Un ex-PTB au PS : le cas El Mokadem, symptôme d’une Bruxelles politiquement à bout de souffle
Par Kadir Duran – Bruxelles Korner
Bruxelles, décembre 2025

Le ralliement de Soulaimane El Mokadem, ancien député bruxellois du PTB, au Parti socialiste dépasse largement le cadre d’un simple changement de carte de parti. Il s’agit d’un événement politiquement révélateur, à la croisée de trois crises profondes : celle du blocage institutionnel bruxellois, celle de la cohérence partisane, et celle de la fatigue démocratique qui gagne la Région-Capitale.
Avec 14.861 voix aux élections régionales de juin 2024, El Mokadem n’est pas un élu anodin. Il figurait parmi les meilleurs scores régionaux, incarnant une figure populaire du PTB dans plusieurs quartiers bruxellois. Son départ, puis son ralliement final au PS, rebat donc les cartes d’une arithmétique parlementaire devenue obsessionnelle.
Un gain décisif… mais incomplet pour Yvan Verougstraete
Sur le plan strictement mathématique, ce transfert renforce la tentative d’Yvan Verougstraete, formateur bruxellois, de constituer une majorité de centre-gauche sans le MR.
Côté francophone, le verrou saute ou du moins s’assouplit.
Mais Bruxelles ne se gouverne jamais sur une seule jambe.
La majorité néerlandophone demeure introuvable, et avec elle, l’éternel rappel de la réalité institutionnelle bruxelloise : chaque avancée partielle masque un blocage structurel intact.
Le PTB face à ses propres contradictions
La réaction du PTB, exigeant la restitution du mandat au nom de la loyauté envers les électeurs et le programme, est cohérente avec sa ligne idéologique. Mais l’affaire El Mokadem met en lumière une faille plus profonde : celle de la gestion humaine du mandat politique.

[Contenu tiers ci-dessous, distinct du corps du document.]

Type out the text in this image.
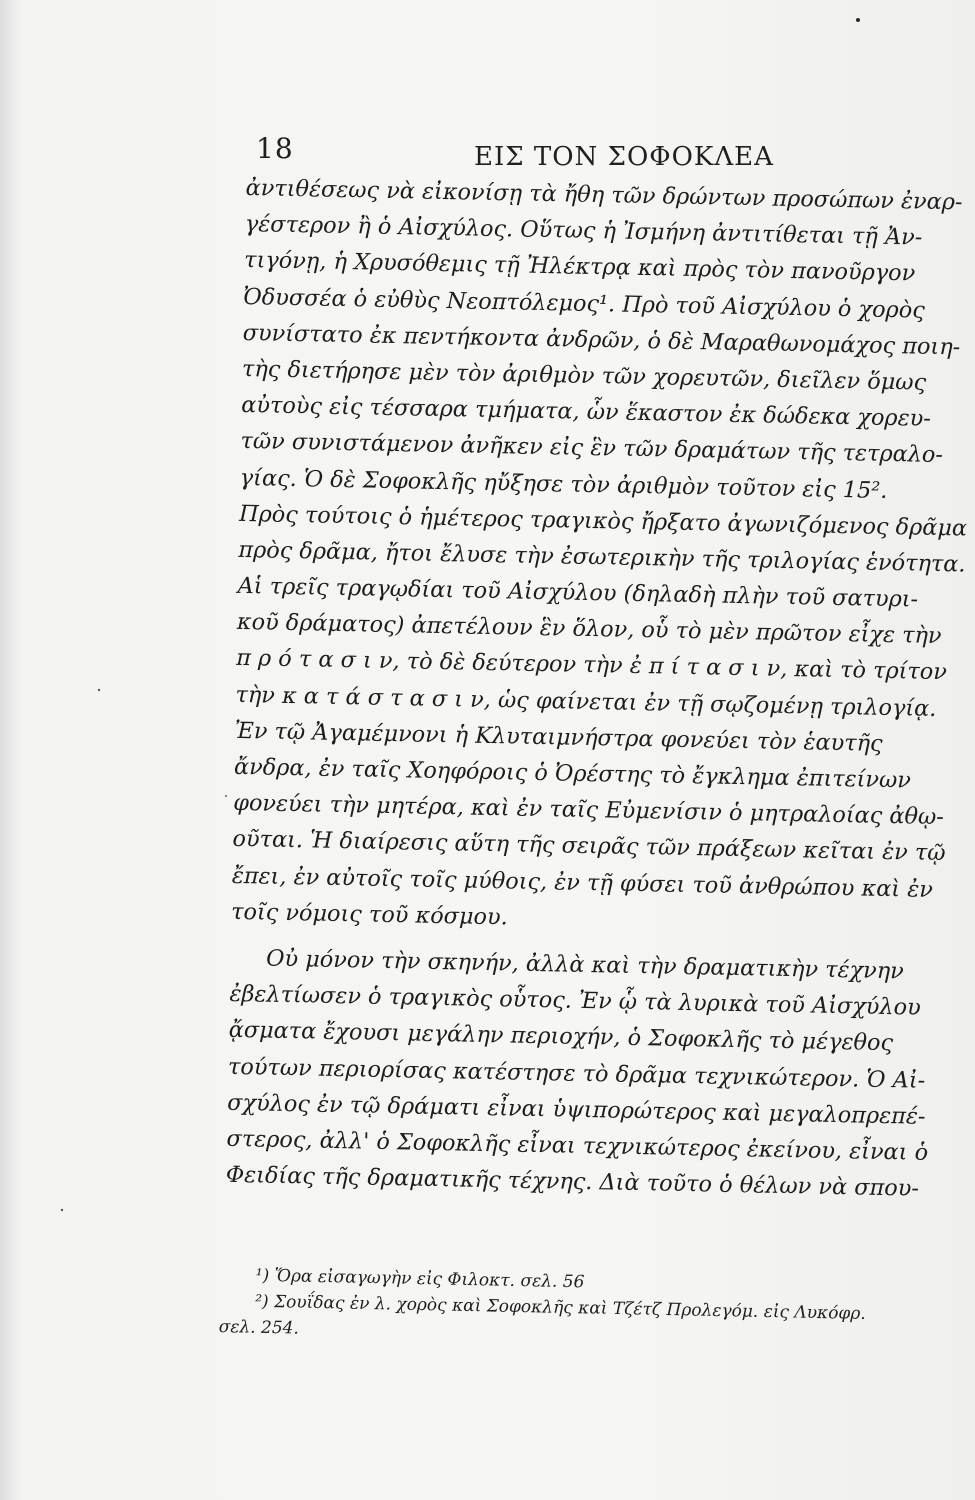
18	ΕΙΣ ΤΟΝ ΣΟΦΟΚΛΕΑ
ἀντιθέσεως νὰ εἰκονίσῃ τὰ ἤθη τῶν δρώντων προσώπων ἐναρ-
γέστερον ἢ ὁ Αἰσχύλος. Οὕτως ἡ Ἰσμήνη ἀντιτίθεται τῇ Ἀν-
τιγόνῃ, ἡ Χρυσόθεμις τῇ Ἠλέκτρᾳ καὶ πρὸς τὸν πανοῦργον
Ὀδυσσέα ὁ εὐθὺς Νεοπτόλεμος¹. Πρὸ τοῦ Αἰσχύλου ὁ χορὸς
συνίστατο ἐκ πεντήκοντα ἀνδρῶν, ὁ δὲ Μαραθωνομάχος ποιη-
τὴς διετήρησε μὲν τὸν ἀριθμὸν τῶν χορευτῶν, διεῖλεν ὅμως
αὐτοὺς εἰς τέσσαρα τμήματα, ὧν ἕκαστον ἐκ δώδεκα χορευ-
τῶν συνιστάμενον ἀνῆκεν εἰς ἓν τῶν δραμάτων τῆς τετραλο-
γίας. Ὁ δὲ Σοφοκλῆς ηὔξησε τὸν ἀριθμὸν τοῦτον εἰς 15².
Πρὸς τούτοις ὁ ἡμέτερος τραγικὸς ἤρξατο ἀγωνιζόμενος δρᾶμα
πρὸς δρᾶμα, ἤτοι ἔλυσε τὴν ἐσωτερικὴν τῆς τριλογίας ἑνότητα.
Αἱ τρεῖς τραγῳδίαι τοῦ Αἰσχύλου (δηλαδὴ πλὴν τοῦ σατυρι-
κοῦ δράματος) ἀπετέλουν ἓν ὅλον, οὗ τὸ μὲν πρῶτον εἶχε τὴν
π ρ ό τ α σ ι ν, τὸ δὲ δεύτερον τὴν ἐ π ί τ α σ ι ν, καὶ τὸ τρίτον
τὴν κ α τ ά σ τ α σ ι ν, ὡς φαίνεται ἐν τῇ σῳζομένῃ τριλογίᾳ.
Ἐν τῷ Ἀγαμέμνονι ἡ Κλυταιμνήστρα φονεύει τὸν ἑαυτῆς
ἄνδρα, ἐν ταῖς Χοηφόροις ὁ Ὀρέστης τὸ ἔγκλημα ἐπιτείνων
φονεύει τὴν μητέρα, καὶ ἐν ταῖς Εὐμενίσιν ὁ μητραλοίας ἀθῳ-
οῦται. Ἡ διαίρεσις αὕτη τῆς σειρᾶς τῶν πράξεων κεῖται ἐν τῷ
ἔπει, ἐν αὐτοῖς τοῖς μύθοις, ἐν τῇ φύσει τοῦ ἀνθρώπου καὶ ἐν
τοῖς νόμοις τοῦ κόσμου.
Οὐ μόνον τὴν σκηνήν, ἀλλὰ καὶ τὴν δραματικὴν τέχνην
ἐβελτίωσεν ὁ τραγικὸς οὗτος. Ἐν ᾧ τὰ λυρικὰ τοῦ Αἰσχύλου
ᾄσματα ἔχουσι μεγάλην περιοχήν, ὁ Σοφοκλῆς τὸ μέγεθος
τούτων περιορίσας κατέστησε τὸ δρᾶμα τεχνικώτερον. Ὁ Αἰ-
σχύλος ἐν τῷ δράματι εἶναι ὑψιπορώτερος καὶ μεγαλοπρεπέ-
στερος, ἀλλ' ὁ Σοφοκλῆς εἶναι τεχνικώτερος ἐκείνου, εἶναι ὁ
Φειδίας τῆς δραματικῆς τέχνης. Διὰ τοῦτο ὁ θέλων νὰ σπου-
¹) Ὅρα εἰσαγωγὴν εἰς Φιλοκτ. σελ. 56
²) Σουΐδας ἐν λ. χορὸς καὶ Σοφοκλῆς καὶ Τζέτζ Προλεγόμ. εἰς Λυκόφρ.
σελ. 254.
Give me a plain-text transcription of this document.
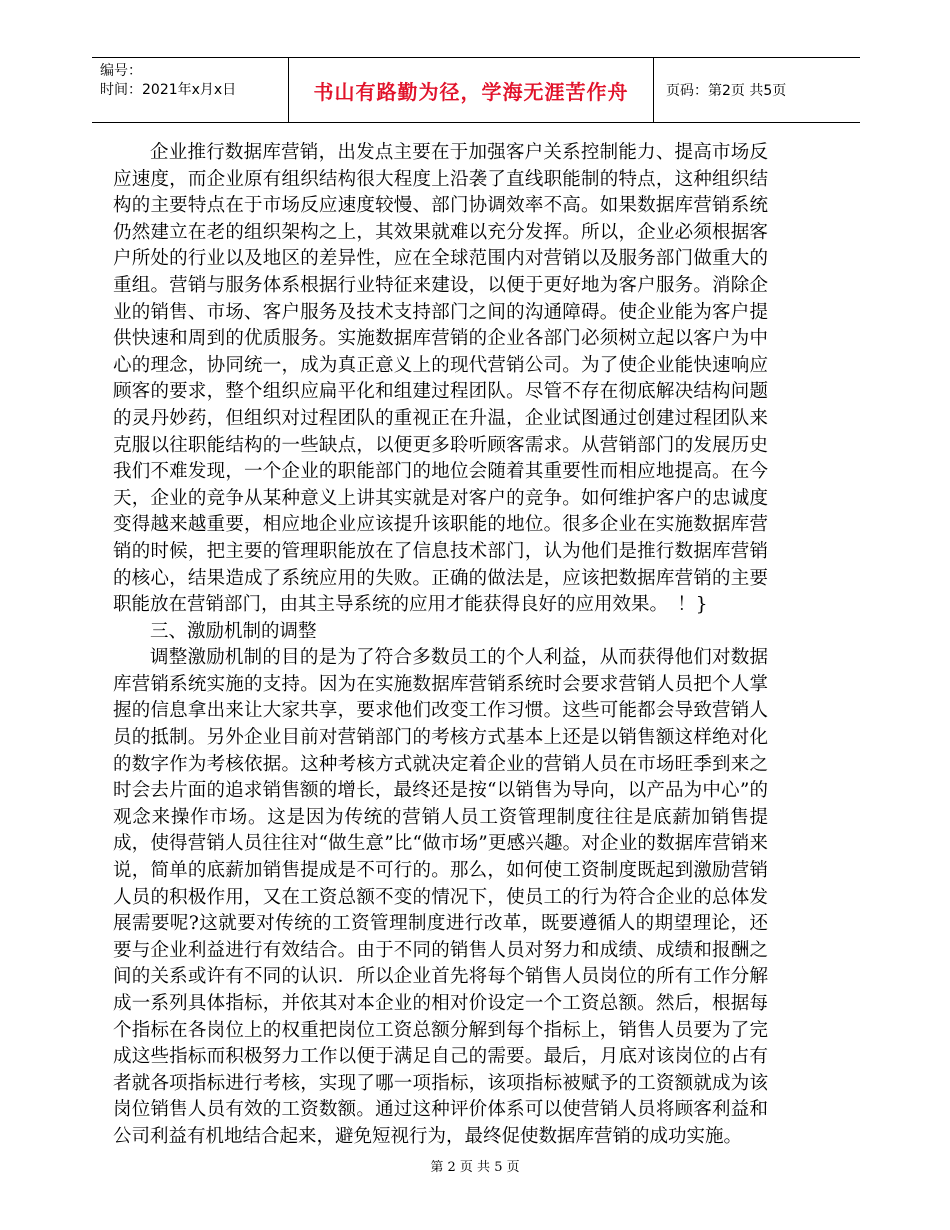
编号：
时间：2021年x月x日	书山有路勤为径，学海无涯苦作舟	页码：第2页 共5页

企业推行数据库营销，出发点主要在于加强客户关系控制能力、提高市场反应速度，而企业原有组织结构很大程度上沿袭了直线职能制的特点，这种组织结构的主要特点在于市场反应速度较慢、部门协调效率不高。如果数据库营销系统仍然建立在老的组织架构之上，其效果就难以充分发挥。所以，企业必须根据客户所处的行业以及地区的差异性，应在全球范围内对营销以及服务部门做重大的重组。营销与服务体系根据行业特征来建设，以便于更好地为客户服务。消除企业的销售、市场、客户服务及技术支持部门之间的沟通障碍。使企业能为客户提供快速和周到的优质服务。实施数据库营销的企业各部门必须树立起以客户为中心的理念，协同统一，成为真正意义上的现代营销公司。为了使企业能快速响应顾客的要求，整个组织应扁平化和组建过程团队。尽管不存在彻底解决结构问题的灵丹妙药，但组织对过程团队的重视正在升温，企业试图通过创建过程团队来克服以往职能结构的一些缺点，以便更多聆听顾客需求。从营销部门的发展历史我们不难发现，一个企业的职能部门的地位会随着其重要性而相应地提高。在今天，企业的竞争从某种意义上讲其实就是对客户的竞争。如何维护客户的忠诚度变得越来越重要，相应地企业应该提升该职能的地位。很多企业在实施数据库营销的时候，把主要的管理职能放在了信息技术部门，认为他们是推行数据库营销的核心，结果造成了系统应用的失败。正确的做法是，应该把数据库营销的主要职能放在营销部门，由其主导系统的应用才能获得良好的应用效果。　！}

三、激励机制的调整

调整激励机制的目的是为了符合多数员工的个人利益，从而获得他们对数据库营销系统实施的支持。因为在实施数据库营销系统时会要求营销人员把个人掌握的信息拿出来让大家共享，要求他们改变工作习惯。这些可能都会导致营销人员的抵制。另外企业目前对营销部门的考核方式基本上还是以销售额这样绝对化的数字作为考核依据。这种考核方式就决定着企业的营销人员在市场旺季到来之时会去片面的追求销售额的增长，最终还是按“以销售为导向，以产品为中心”的观念来操作市场。这是因为传统的营销人员工资管理制度往往是底薪加销售提成，使得营销人员往往对“做生意”比“做市场”更感兴趣。对企业的数据库营销来说，简单的底薪加销售提成是不可行的。那么，如何使工资制度既起到激励营销人员的积极作用，又在工资总额不变的情况下，使员工的行为符合企业的总体发展需要呢?这就要对传统的工资管理制度进行改革，既要遵循人的期望理论，还要与企业利益进行有效结合。由于不同的销售人员对努力和成绩、成绩和报酬之间的关系或许有不同的认识．所以企业首先将每个销售人员岗位的所有工作分解成一系列具体指标，并依其对本企业的相对价设定一个工资总额。然后，根据每个指标在各岗位上的权重把岗位工资总额分解到每个指标上，销售人员要为了完成这些指标而积极努力工作以便于满足自己的需要。最后，月底对该岗位的占有者就各项指标进行考核，实现了哪一项指标，该项指标被赋予的工资额就成为该岗位销售人员有效的工资数额。通过这种评价体系可以使营销人员将顾客利益和公司利益有机地结合起来，避免短视行为，最终促使数据库营销的成功实施。

第 2 页 共 5 页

Les revirements successifs du député — retrait pour raisons de santé, annonce de ralliement au PS, rétractation au nom de la parole donnée, retour comme indépendant, puis adhésion définitive au PS ne traduisent pas seulement une instabilité individuelle. Ils illustrent la pression extrême exercée sur les élus, coincés entre discipline partisane, exposition publique et fragilités personnelles.
Une parole politique de plus en plus fragile
Ironie du sort : El Mokadem a lui-même invoqué à plusieurs reprises le respect des engagements et de la parole donnée.
Mais dans une Bruxelles privée de gouvernement depuis des mois, où les coalitions se succèdent sans aboutir jusqu’à la fameuse « coalition Guinness » la parole politique elle-même semble dévaluée, usée par l’urgence et les calculs.
Le député solitaire devient alors une figure symptomatique : ni totalement libre, ni pleinement intégré, naviguant dans un système qui peine à produire de la stabilité.
Une victoire tactique, pas une sortie de crise
Pour Yvan Verougstraete, ce ralliement est une bouffée d’oxygène tactique. Il peut démontrer que son projet n’est pas mort-né.
Mais il reste fragile :
majorité arithmétique plutôt qu’idéologique,
dépendance à des parcours politiques instables,
absence de solution côté néerlandophone.
Autrement dit : une pièce de puzzle ajoutée, mais une image toujours floue.
Au-delà d’un nom, une crise du système
Le cas El Mokadem dépasse l’homme et le parti.
Il révèle une Bruxelles institutionnellement épuisée, où chaque siège devient stratégique, chaque élu une variable d’ajustement, et où la gouvernance semble suspendue à des revirements individuels.
La vraie question n’est donc pas seulement de savoir qui a changé de camp, mais combien de temps encore la Région pourra fonctionner sans réforme profonde de son modèle politique.